What is the Neoethics?

By Leonard Bucklin

Abstract: Neoethics is a new word — a fresh idiom — for a necessary modern approach to legal ethics. We use this new word to emphasize a new world of legal and corporate ethics.

This century has brought a changed complex of social, cultural, and business conditions affecting the nature of the ethics (1) an individual lawyer or businessperson must follow and (2) the legal community and the business community must embrace.

When committees discuss the structure, governance, and future of a legal firm or and business company — the committees usually are missing and important point. They have not thought about the neoethics culture upon us.

Corporate executives and law firm leaders are generally socially and politically adept. They know that social and cultural changes have occurred since Enron, WorldCom, 911, and the houseing market collapse of 2007. But generally they have not understood sufficiently the nature of the public ethics and public governance of lawyers and business which have followed the social and cultural changes of the last decade.

Neoethics is the new combined legal/social ethical framework in which lawyers work and businesses operate.

That new framework creates a new way in which lawyers and corporate managers must perceive ethics as a subject of study and as a tool for superior performance in the marketplace.

Both lawyers and also corporate managers need to perceive ethics as aspirational goals.

Ethics can no longer be only bright line minimum legal standards to be checked off as barely met. We must learn ethics issues sensitivity. We must take into our hands the easily available tools to help us solve ethics problems in a new way. Law and business both need new ethics rules and structures that govern how they operate respond to the new public framework and how the public perceives the public’s governance of individual lawyers and businesspersons.

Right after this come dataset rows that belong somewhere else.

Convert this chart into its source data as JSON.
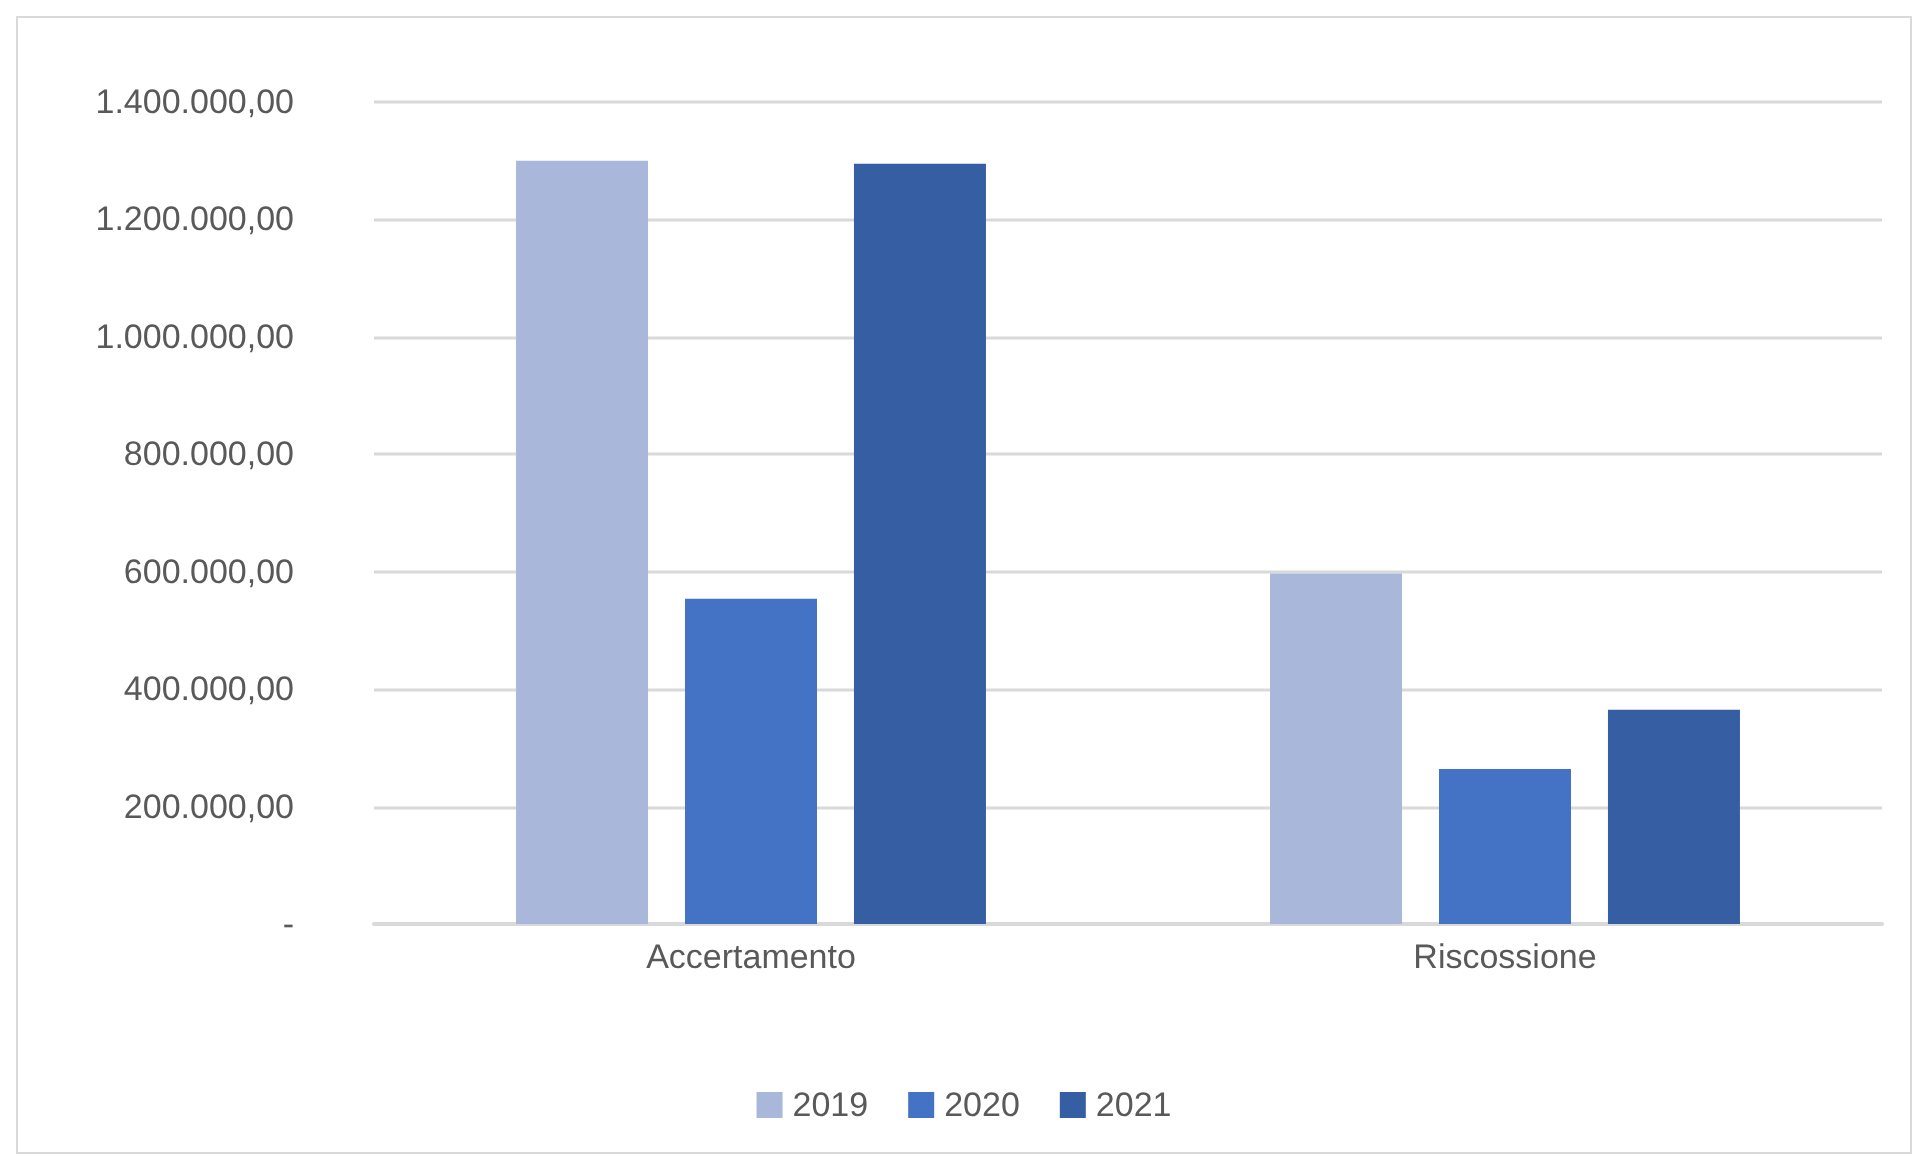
{
  "chart_data": {
    "type": "bar",
    "categories": [
      "Accertamento",
      "Riscossione"
    ],
    "series": [
      {
        "name": "2019",
        "color": "#a9b7da",
        "values": [
          1300000,
          597000
        ]
      },
      {
        "name": "2020",
        "color": "#4472c4",
        "values": [
          554000,
          264000
        ]
      },
      {
        "name": "2021",
        "color": "#365ea2",
        "values": [
          1295000,
          365000
        ]
      }
    ],
    "ylim": [
      0,
      1400000
    ],
    "yticks": [
      {
        "value": 0,
        "label": "-"
      },
      {
        "value": 200000,
        "label": "200.000,00"
      },
      {
        "value": 400000,
        "label": "400.000,00"
      },
      {
        "value": 600000,
        "label": "600.000,00"
      },
      {
        "value": 800000,
        "label": "800.000,00"
      },
      {
        "value": 1000000,
        "label": "1.000.000,00"
      },
      {
        "value": 1200000,
        "label": "1.200.000,00"
      },
      {
        "value": 1400000,
        "label": "1.400.000,00"
      }
    ],
    "grid": "y",
    "legend": "bottom"
  }
}
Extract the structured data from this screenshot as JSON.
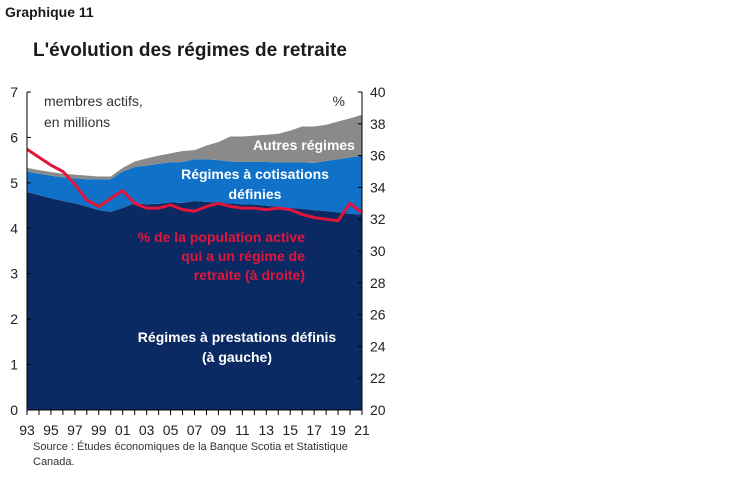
{
  "header": {
    "graph_label": "Graphique 11",
    "title": "L'évolution des régimes de retraite"
  },
  "source": "Source : Études économiques de la Banque Scotia et Statistique Canada.",
  "colors": {
    "db": "#0b2a63",
    "dc": "#0f72c8",
    "other": "#8a8a8a",
    "line": "#e3153b",
    "axis": "#000000"
  },
  "chart_data": {
    "type": "area",
    "x": [
      1993,
      1994,
      1995,
      1996,
      1997,
      1998,
      1999,
      2000,
      2001,
      2002,
      2003,
      2004,
      2005,
      2006,
      2007,
      2008,
      2009,
      2010,
      2011,
      2012,
      2013,
      2014,
      2015,
      2016,
      2017,
      2018,
      2019,
      2020,
      2021
    ],
    "x_tick_labels": [
      "93",
      "95",
      "97",
      "99",
      "01",
      "03",
      "05",
      "07",
      "09",
      "11",
      "13",
      "15",
      "17",
      "19",
      "21"
    ],
    "left_axis": {
      "label": "membres actifs, en millions",
      "ylim": [
        0,
        7
      ],
      "ticks": [
        "0",
        "1",
        "2",
        "3",
        "4",
        "5",
        "6",
        "7"
      ]
    },
    "right_axis": {
      "label": "%",
      "ylim": [
        20,
        40
      ],
      "ticks": [
        "20",
        "22",
        "24",
        "26",
        "28",
        "30",
        "32",
        "34",
        "36",
        "38",
        "40"
      ]
    },
    "stacked_series": [
      {
        "name": "Régimes à prestations définis (à gauche)",
        "axis": "left",
        "values": [
          4.8,
          4.73,
          4.66,
          4.6,
          4.55,
          4.48,
          4.4,
          4.36,
          4.45,
          4.55,
          4.53,
          4.54,
          4.57,
          4.56,
          4.6,
          4.58,
          4.56,
          4.55,
          4.53,
          4.52,
          4.5,
          4.47,
          4.45,
          4.43,
          4.4,
          4.38,
          4.35,
          4.32,
          4.3
        ]
      },
      {
        "name": "Régimes à cotisations définies",
        "axis": "left",
        "values": [
          0.45,
          0.47,
          0.5,
          0.52,
          0.55,
          0.6,
          0.68,
          0.72,
          0.8,
          0.8,
          0.85,
          0.88,
          0.88,
          0.9,
          0.92,
          0.94,
          0.94,
          0.92,
          0.93,
          0.94,
          0.96,
          0.98,
          1.0,
          1.02,
          1.04,
          1.1,
          1.17,
          1.24,
          1.3
        ]
      },
      {
        "name": "Autres régimes",
        "axis": "left",
        "values": [
          0.08,
          0.08,
          0.08,
          0.08,
          0.08,
          0.08,
          0.06,
          0.06,
          0.08,
          0.12,
          0.16,
          0.18,
          0.2,
          0.24,
          0.2,
          0.3,
          0.4,
          0.55,
          0.56,
          0.58,
          0.6,
          0.63,
          0.7,
          0.79,
          0.8,
          0.8,
          0.83,
          0.86,
          0.9
        ]
      }
    ],
    "line_series": {
      "name": "% de la population active qui a un régime de retraite (à droite)",
      "axis": "right",
      "values": [
        36.4,
        35.9,
        35.4,
        35.0,
        34.2,
        33.2,
        32.8,
        33.3,
        33.8,
        33.0,
        32.7,
        32.7,
        32.9,
        32.6,
        32.5,
        32.8,
        33.0,
        32.8,
        32.7,
        32.7,
        32.6,
        32.7,
        32.6,
        32.3,
        32.1,
        32.0,
        31.9,
        33.0,
        32.4
      ]
    },
    "annotations": [
      {
        "id": "other",
        "lines": [
          "Autres régimes"
        ]
      },
      {
        "id": "dc",
        "lines": [
          "Régimes à cotisations",
          "définies"
        ]
      },
      {
        "id": "line",
        "lines": [
          "% de la population active",
          "qui a un régime de",
          "retraite (à droite)"
        ]
      },
      {
        "id": "db",
        "lines": [
          "Régimes à prestations définis",
          "(à gauche)"
        ]
      }
    ]
  }
}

We know that social and cultural changes have occurred since Enron and 911. But we do not sufficiently understand the nature of the “legal ethics” and “corporate governance” which have followed (not lead) the social and cultural changes of the last half dozen years.

There are two common definitions of “ethics”:

1. Ethics. The study of the general nature of morals and of the specific moral choices to be made by a person; moral philosophy.

2. Ethics. The rules or standards governing the conduct of a person or the members of a profession.

Neoethics, the new world of legal and corporate ethics, exists because of the merging of these two dictionary definitions. Moral philosophy and the standards governing lawyers are merging, as they never have before. The public and government now demand something from lawyers that courts and even plaintiff’s malpractice lawyers previously have not demanded. The public and government demand that the legal rules governing lawyers’ conduct respond to the public perception of the moral choices lawyers and corporate officers should make. Lawyers who do not recognize that will find themselves more and more often visited by the malpractice committee of the bar or a plaintiff’s attorney.

The same is true of corporate governance, that is: moral philosophy (definition # 1 above) and the standards governing businesses (definition # 2 above) are merging, as they never have before. The public and government demand that the legal rules governing corporate governance equate to the public perception of the moral choices corporate officers should make. Businesses who do not recognize that will be behind the pack in a few years!

This is a “new ethics” requirement for private practice lawyers and corporate counsel: to act in accordance with a contemporary public morality instead of a lawyer-generated set of rules. The contemporary public morality is becoming the law standard. This is new in corporate internal governance and in lawyer malpractice cases.

There is something to Lon Fuller’s view [Lon L. Fuller, Positivism and Fidelity to Law, 71 Harvard L. Rev. 645(1958).] that the legal order has an implicit internal morality. In a democracy, laws are enacted on society’s ideas based on an implicit internal morality. Our common law negligence actions (malpractice) and our statutory regulation of commerce (e.g., the new SEC rules for lawyers) are based on the majority’s idea of justice. These standards are not constructed in an ivory tower of academia. And today’s standards for lawyers and businesses are not being set by bar associations and trade associations. Today’s standards — which are becoming law through statute, court decision, and jury verdict — are being driven by a public morality in action.

The penalties for violating this contemporary neoethics requirement are both new and substantial. They affect not only individual lawyers and corporations, but also the entire legal system as a social institution.

* Neoethics Note: Neoethics is a trademark of Bliss McKnight Properties, Inc., used with permission.